Linch comments on Eliezer’s Unteachable Methods of Sanity

Linch 9 Dec 2025 0:18 UTC
14 points
8
Re
I’m not convinced though that ASI will bother to kill us or, if it does, very immediately.
I don’t think we’re certainly doomed (and have shallower models than Eliezer and some others here), but for me the strongest arguments for why things might go very badly:
1. An agent that wants other things might find their goals better achieved by acquiring power first. “If you don’t know what you want, first acquire power.” Instrumental convergence is a related concept.
2. There is and will continue to be strong training/selection effects for agency and not just unmoored intelligence for AI in the upcoming years.

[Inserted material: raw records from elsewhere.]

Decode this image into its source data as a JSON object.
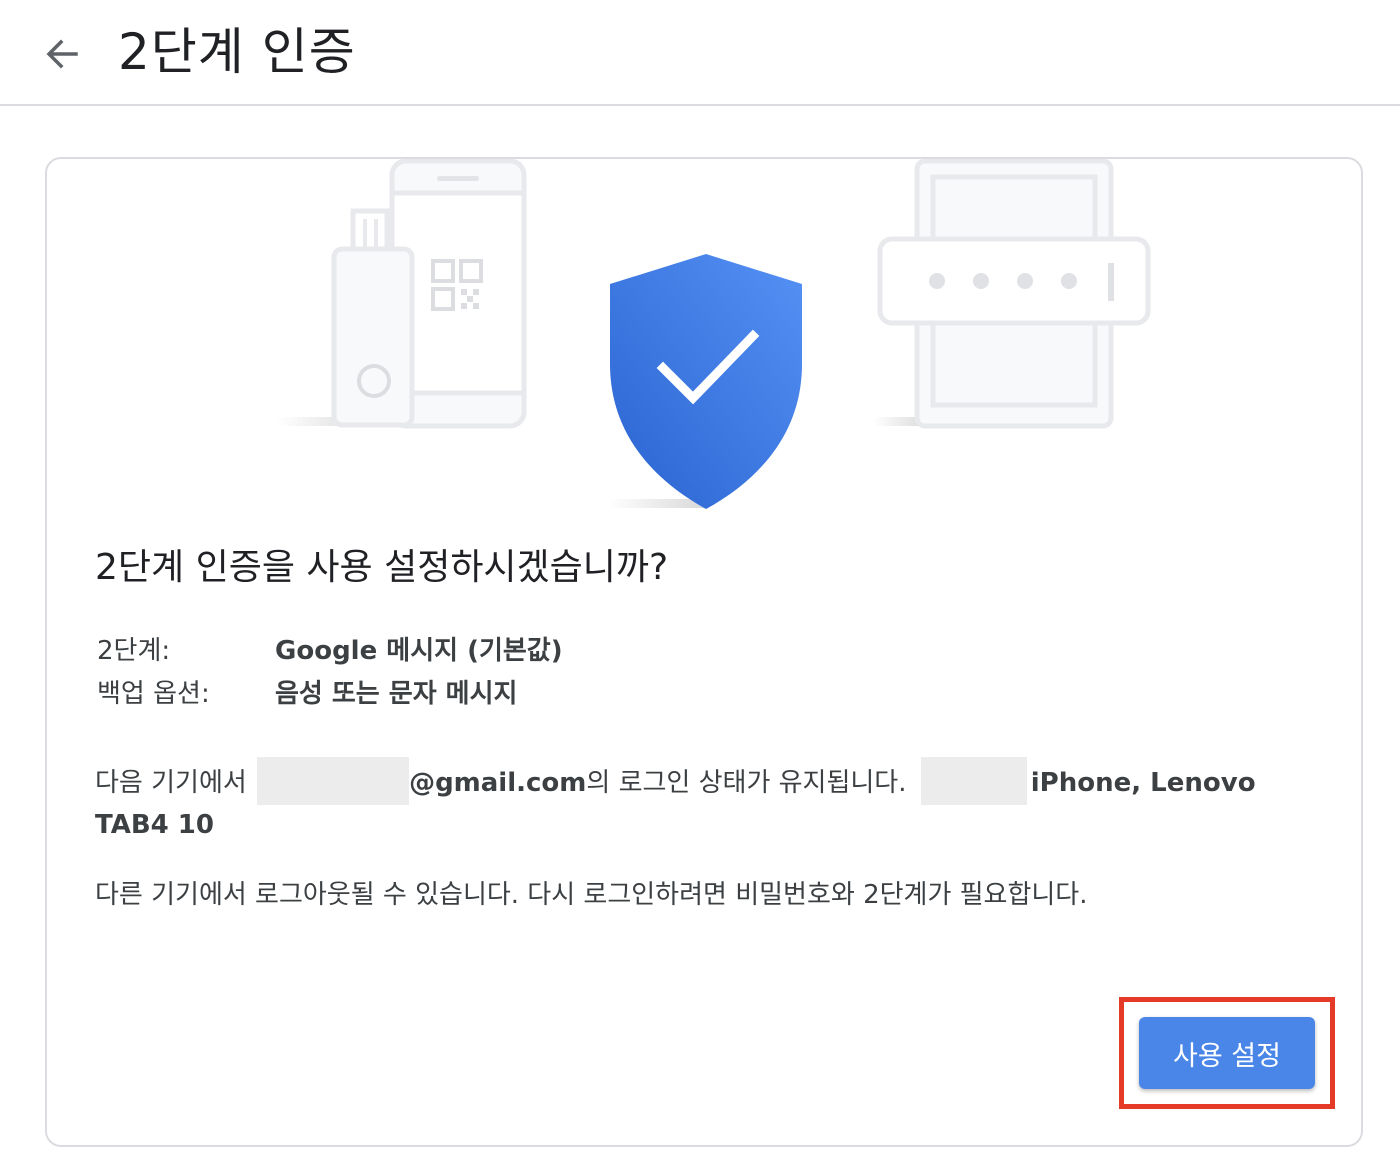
{
  "header": {
    "back_icon": "arrow-back-icon",
    "title": "2단계 인증"
  },
  "illustration": {
    "icons": [
      "security-key-icon",
      "phone-qr-icon",
      "shield-check-icon",
      "tablet-password-icon"
    ],
    "colors": {
      "shield_top": "#5591f5",
      "shield_bottom": "#2a63d0",
      "device_outline": "#e8e9ec",
      "device_fill": "#f8f9fa"
    }
  },
  "content": {
    "question": "2단계 인증을 사용 설정하시겠습니까?",
    "rows": [
      {
        "label": "2단계:",
        "value": "Google 메시지 (기본값)"
      },
      {
        "label": "백업 옵션:",
        "value": "음성 또는 문자 메시지"
      }
    ],
    "devices_text": {
      "prefix": "다음 기기에서",
      "email_suffix": "@gmail.com",
      "middle": "의 로그인 상태가 유지됩니다.",
      "devices_part1": "iPhone, Lenovo",
      "devices_part2": "TAB4 10"
    },
    "notice": "다른 기기에서 로그아웃될 수 있습니다. 다시 로그인하려면 비밀번호와 2단계가 필요합니다."
  },
  "actions": {
    "enable_label": "사용 설정",
    "button_color": "#4a86e8",
    "highlight_color": "#e53a27"
  }
}
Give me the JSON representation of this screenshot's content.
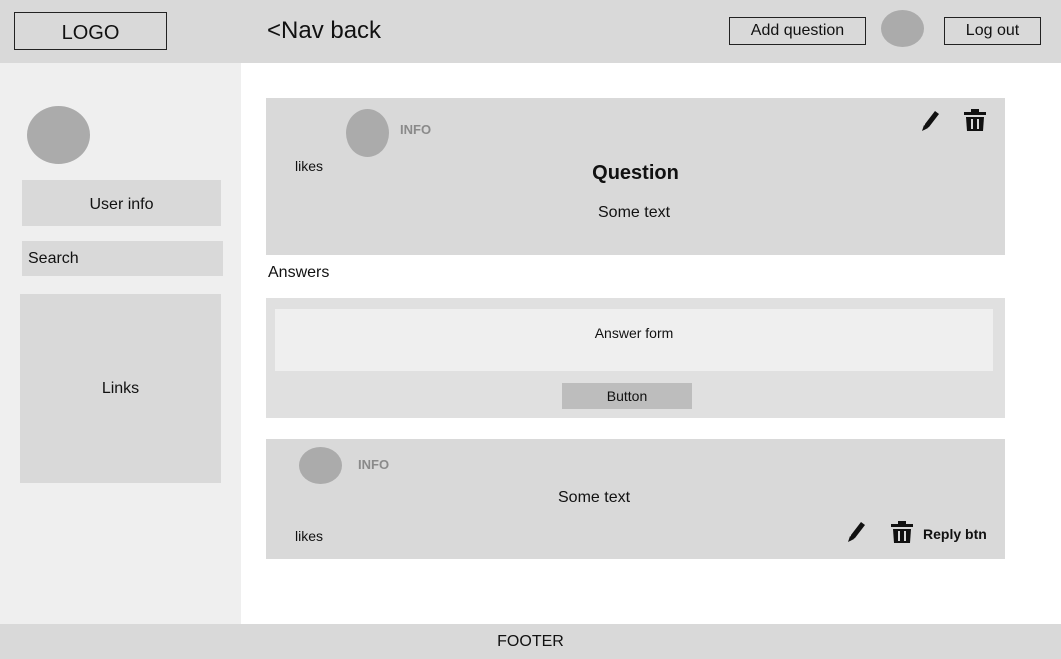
{
  "header": {
    "logo": "LOGO",
    "nav_back": "<Nav back",
    "add_question": "Add question",
    "log_out": "Log out"
  },
  "sidebar": {
    "user_info": "User info",
    "search_placeholder": "Search",
    "links": "Links"
  },
  "question": {
    "info": "INFO",
    "likes": "likes",
    "title": "Question",
    "text": "Some text"
  },
  "answers_label": "Answers",
  "answer_form": {
    "placeholder": "Answer form",
    "button": "Button"
  },
  "answer": {
    "info": "INFO",
    "text": "Some text",
    "likes": "likes",
    "reply": "Reply btn"
  },
  "footer": "FOOTER",
  "icons": {
    "edit": "pencil-icon",
    "delete": "trash-icon"
  },
  "colors": {
    "header_bg": "#d9d9d9",
    "sidebar_bg": "#efefef",
    "card_bg": "#d9d9d9",
    "avatar": "#ababab",
    "button_bg": "#bdbdbd"
  }
}
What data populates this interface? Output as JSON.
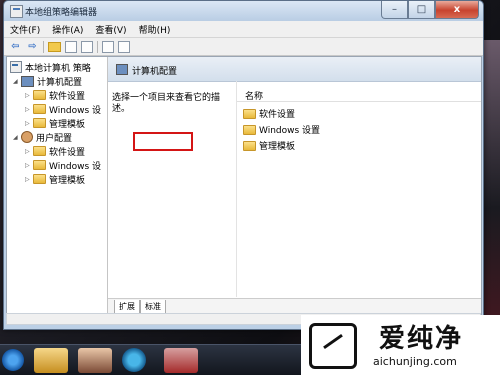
{
  "window": {
    "title": "本地组策略编辑器",
    "buttons": {
      "min": "–",
      "max": "□",
      "close": "x"
    }
  },
  "menu": [
    "文件(F)",
    "操作(A)",
    "查看(V)",
    "帮助(H)"
  ],
  "tree": {
    "root": "本地计算机 策略",
    "computer_config": "计算机配置",
    "computer_children": [
      "软件设置",
      "Windows 设",
      "管理模板"
    ],
    "user_config": "用户配置",
    "user_children": [
      "软件设置",
      "Windows 设",
      "管理模板"
    ]
  },
  "right_pane": {
    "header_title": "计算机配置",
    "description": "选择一个项目来查看它的描述。",
    "column_header": "名称",
    "items": [
      "软件设置",
      "Windows 设置",
      "管理模板"
    ],
    "highlighted_item": "管理模板"
  },
  "tabs": [
    "扩展",
    "标准"
  ],
  "watermark": {
    "brand": "爱纯净",
    "url": "aichunjing.com"
  },
  "colors": {
    "highlight": "#d41515",
    "folder": "#f2c94c",
    "titlebar": "#b9cde4"
  }
}
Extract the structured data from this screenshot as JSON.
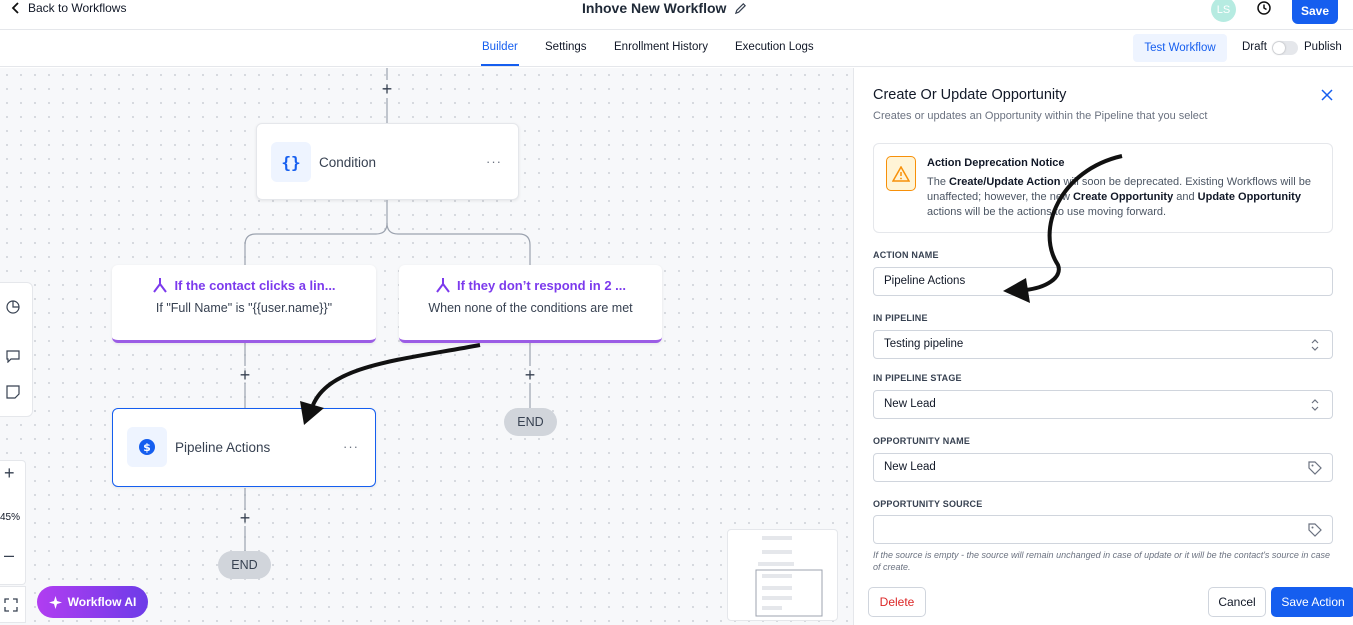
{
  "header": {
    "back_label": "Back to Workflows",
    "workflow_title": "Inhove New Workflow",
    "avatar_initials": "LS",
    "save_label": "Save"
  },
  "tabs": [
    {
      "label": "Builder",
      "active": true
    },
    {
      "label": "Settings",
      "active": false
    },
    {
      "label": "Enrollment History",
      "active": false
    },
    {
      "label": "Execution Logs",
      "active": false
    }
  ],
  "toolbar": {
    "test_label": "Test Workflow",
    "draft_label": "Draft",
    "publish_label": "Publish"
  },
  "canvas": {
    "condition_node": {
      "label": "Condition",
      "menu": "···"
    },
    "branches": [
      {
        "title": "If the contact clicks a lin...",
        "subtitle": "If \"Full Name\" is \"{{user.name}}\""
      },
      {
        "title": "If they don’t respond in 2 ...",
        "subtitle": "When none of the conditions are met"
      }
    ],
    "action_node": {
      "label": "Pipeline Actions",
      "menu": "···"
    },
    "end_label": "END",
    "zoom_level": "45%",
    "ai_button": "Workflow AI"
  },
  "panel": {
    "title": "Create Or Update Opportunity",
    "subtitle": "Creates or updates an Opportunity within the Pipeline that you select",
    "notice": {
      "title": "Action Deprecation Notice",
      "body_1": "The ",
      "body_bold_1": "Create/Update Action",
      "body_2": " will soon be deprecated. Existing Workflows will be unaffected; however, the new ",
      "body_bold_2": "Create Opportunity",
      "body_3": " and ",
      "body_bold_3": "Update Opportunity",
      "body_4": " actions will be the actions to use moving forward."
    },
    "fields": {
      "action_name": {
        "label": "ACTION NAME",
        "value": "Pipeline Actions"
      },
      "pipeline": {
        "label": "IN PIPELINE",
        "value": "Testing pipeline"
      },
      "stage": {
        "label": "IN PIPELINE STAGE",
        "value": "New Lead"
      },
      "opp_name": {
        "label": "OPPORTUNITY NAME",
        "value": "New Lead"
      },
      "opp_source": {
        "label": "OPPORTUNITY SOURCE",
        "value": ""
      }
    },
    "hint": "If the source is empty - the source will remain unchanged in case of update or it will be the contact's source in case of create.",
    "delete_label": "Delete",
    "cancel_label": "Cancel",
    "save_label": "Save Action"
  },
  "colors": {
    "primary": "#155eef",
    "branch_purple": "#7c3aed",
    "danger": "#dc2626",
    "warning": "#f79009"
  }
}
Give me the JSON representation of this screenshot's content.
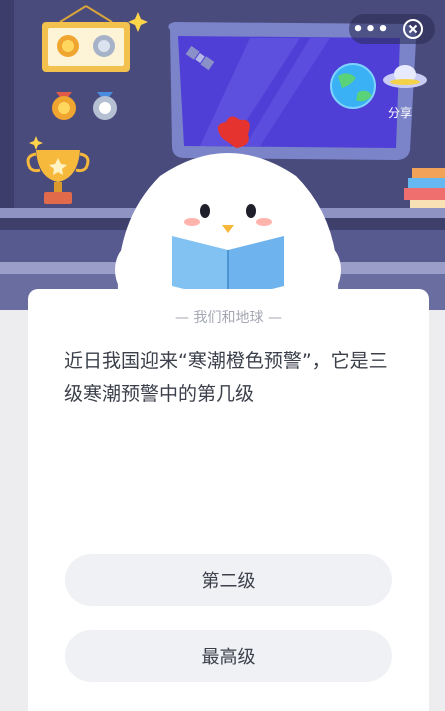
{
  "header": {
    "more_label": "•••",
    "share_label": "分享"
  },
  "card": {
    "subtitle": "— 我们和地球 —",
    "question": "近日我国迎来“寒潮橙色预警”，它是三级寒潮预警中的第几级"
  },
  "options": [
    {
      "label": "第二级"
    },
    {
      "label": "最高级"
    }
  ],
  "colors": {
    "scene_wall": "#494a7c",
    "window_space": "#4f3fd6",
    "card_bg": "#ffffff",
    "option_bg": "#eff1f5"
  }
}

Ability to take autonomous actions is both economically and militarily useful.
3. In a multipolar/multiagent setup with numerous powerful AIs flying around, the more ruthless ones are more likely to win and accumulate more power. So it doesn’t matter if some fraction of AIs wirehead, become Buddhist, are bad at long-term planning, have very parochial interests etc, as long as some powerful AIs want to eliminate or subjugate humanity for their purposes, and the remaining AIs/rest of humanity don’t coordinate to stop them in time.
This arguments are related to each other, and not independent. But note also that they don’t have to all be true for very bad things to happen. For example, even if (2) is mostly false and labs mostly make limited, non-agentic, AIs, (3) can still apply and a small number of agent ASIs roll over the limited AIs and humanity.
And of course this is not an exhaustive list of possible reasons for AI takeover.